En Nouvelle-Aquitaine, 42 musées possèdent des pièces originaires du continent africain. Et avec son passé colonial, toutes ne sont pas arrivées sur le territoire en tout légalité. Découvrez l’enjeu derrière la restitution de ces objets volés.
C’est quoi ces « objets volés » ?
Bijoux, instruments du quotidien, restes humains… Ces « objets volés » désignent des pièces acquises dans le contexte de la domination coloniale en Afrique. « On parle d’objets volés quand le contexte de l’obtention rend impossible le consentement », développe Clarisse Gomis, secrétaire générale de l’association girondine Mémoires et Partages qui promeut un travail de mémoire sur la colonisation.
Tous les biens culturels en Europe ne sont donc pas des « objets volés ». Ce point est au cœur du rapport Restituer le patrimoine africain rédigé en 2018 par Felwine Sarr et Bénédicte Savoy, à la demande d’Emmanuel Macron. Ce document préconise la restitution des œuvres acquises lors des conquêtes militaires, des missions scientifiques, ou encore des objets entrés illicitement dans les collections après les indépendances de 1960.
Mais comment déterminer l’origine de ces objets ? C’est le casse-tête auquel se frottent de nombreuses institutions face au manque de sources. Pour faciliter cette tâche, l’Institut national d’histoire de l’art (INHA) et le musée d’Angoulême ont créé en 2021 une carte en ligne des collections africaines et de leurs archives. Ainsi en Nouvelle-Aquitaine, 42 musées possèdent des pièces originaires du continent africain.
Pourquoi les musées en Nouvelle-Aquitaine ont-ils autant d’objets africains ?

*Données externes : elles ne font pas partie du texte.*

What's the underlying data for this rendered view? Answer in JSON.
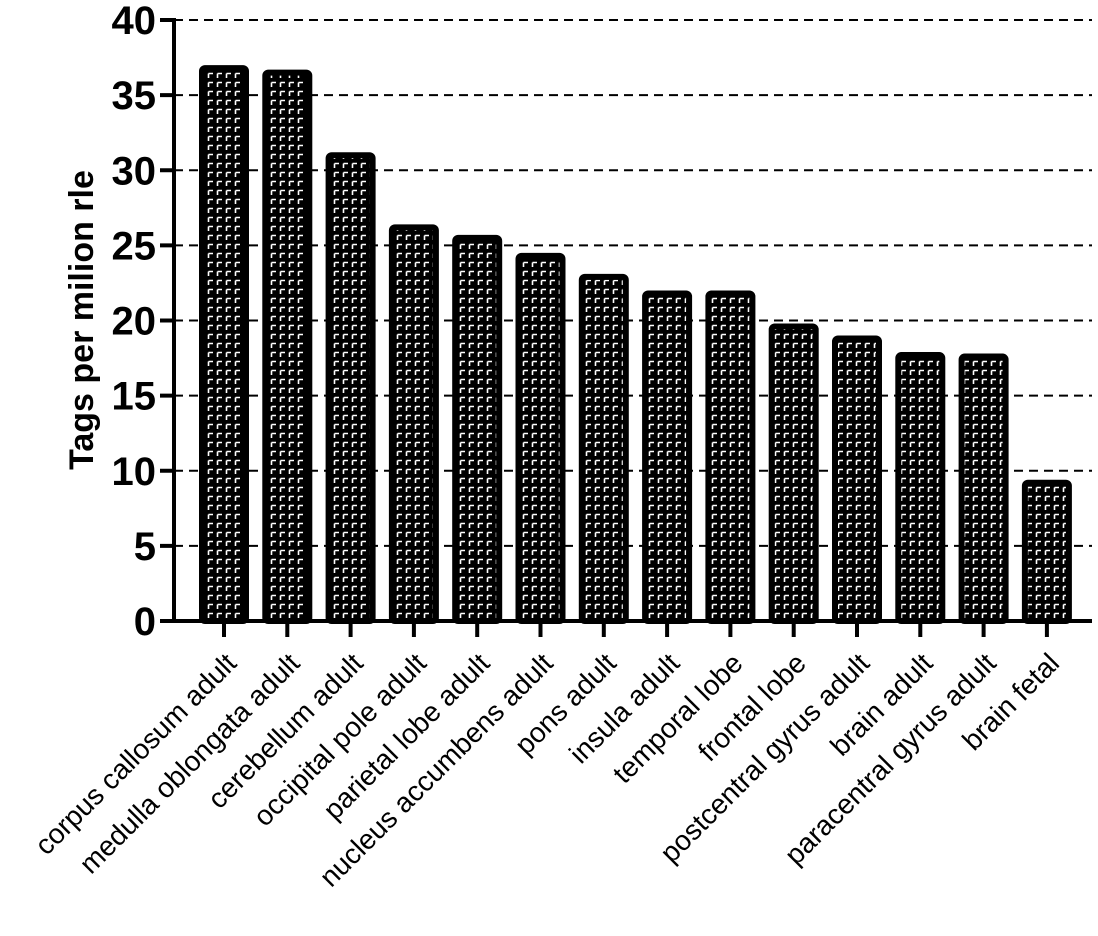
{
  "chart_data": {
    "type": "bar",
    "title": "",
    "xlabel": "",
    "ylabel": "Tags per milion rle",
    "ylim": [
      0,
      40
    ],
    "yticks": [
      0,
      5,
      10,
      15,
      20,
      25,
      30,
      35,
      40
    ],
    "grid": "dashed horizontal",
    "categories": [
      "corpus callosum adult",
      "medulla oblongata adult",
      "cerebellum adult",
      "occipital pole adult",
      "parietal lobe adult",
      "nucleus accumbens adult",
      "pons adult",
      "insula adult",
      "temporal lobe",
      "frontal lobe",
      "postcentral gyrus adult",
      "brain adult",
      "paracentral gyrus adult",
      "brain fetal"
    ],
    "values": [
      36.8,
      36.5,
      31.0,
      26.2,
      25.5,
      24.3,
      22.9,
      21.8,
      21.8,
      19.6,
      18.8,
      17.7,
      17.6,
      9.2
    ],
    "colors": {
      "bar": "#000000",
      "pattern": "#ffffff",
      "grid": "#000000"
    }
  }
}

La présence importante d’objets africains dans les musées de Nouvelle-Aquitaine s’explique en partie par son passé colonial. « La région comptait quatre ports stratégiques : Bordeaux, La Rochelle, Rochefort et Bayonne. Ensemble, ils ont accueilli plus de 1 400 expéditions, servant de portes d’entrée et de sortie pour le territoire français », explique Clarisse Gomis de Mémoires et Partages. « De grandes expéditions sont passées par la Nouvelle-Aquitaine, notamment celle de Pierre Savorgnan de Brazza, fondateur de la ville de Brazzaville au Congo. » Bordeaux, en particulier, s’est imposé comme le deuxième port négrier de France, devenant un carrefour clé des échanges entre l’Europe et ses colonies.

Cette dynamique a également conduit de nombreux chercheurs, ethnologues et archéologues à s’installer dans la région, contribuant à l’enrichissement des collections muséales par leurs dons. C’est le cas du musée d’Angoulême, qui détient aujourd’hui la deuxième plus grande collection d’objets africains en France. En 1934, il a reçu plus de 3 200 objets, dont 65 % sont d’origine subsaharienne, grâce au legs du docteur Jules Lhomme. « Ce sont des pistes de réflexion, nous en sommes encore au début de nos recherches pour comprendre comment des villes éloignées de l’océan, comme Angoulême, ont pu rassembler autant d’objets », précise Émilie Sallabery, directrice du musée d’Angoulême.
Est-ce que c’est la fin des collections africaines dans les musées français ?
Pas du tout ! Le débat sur la restitution des collections africaines est loin d’être clos, en grande partie en raison du principe d’inaliénabilité qui régit les collections publiques en France. En bref, la restitution des œuvres ne peut se faire qu’au cas par cas, par le biais de lois spécifiques. C’est pourquoi, à ce jour, parmi les sept demandes officielles de restitution, seules celles du Bénin et du Sénégal ont abouti.
Tous les pays africains ne cherchent pas non plus à récupérer leurs objets. De nombreux États africains n’ont pas formulé de demande officielle de restitution, souvent par manque de moyens ou d’infrastructures. De plus, la restitution ne signifie pas nécessairement que les objets retourneront en Afrique. Il s’agit également de permettre à ces pays de retrouver une propriété symbolique et de participer à la discussion autour de leur patrimoine culturel.
Ainsi, certaines œuvres restituées peuvent rester conservées dans des musées en France sous forme de prêts. « Il faut aborder chaque cas individuellement selon les pays concernés. Une approche créative est essentielle pour assurer des échanges équitables. On pourrait envisager une taxe prélevée dans les musées pour soutenir des initiatives artistiques et éducatives dans les pays concernés », suggère Clarisse Gomis.
Enfin, même si tous les objets devaient être restitués, l’impact sur les musées serait relatif. En effet, plus de la moitié des objets africains détenus par les musées français sont conservés en réserve selon la chercheuse de l’art Bénédicte Savoy.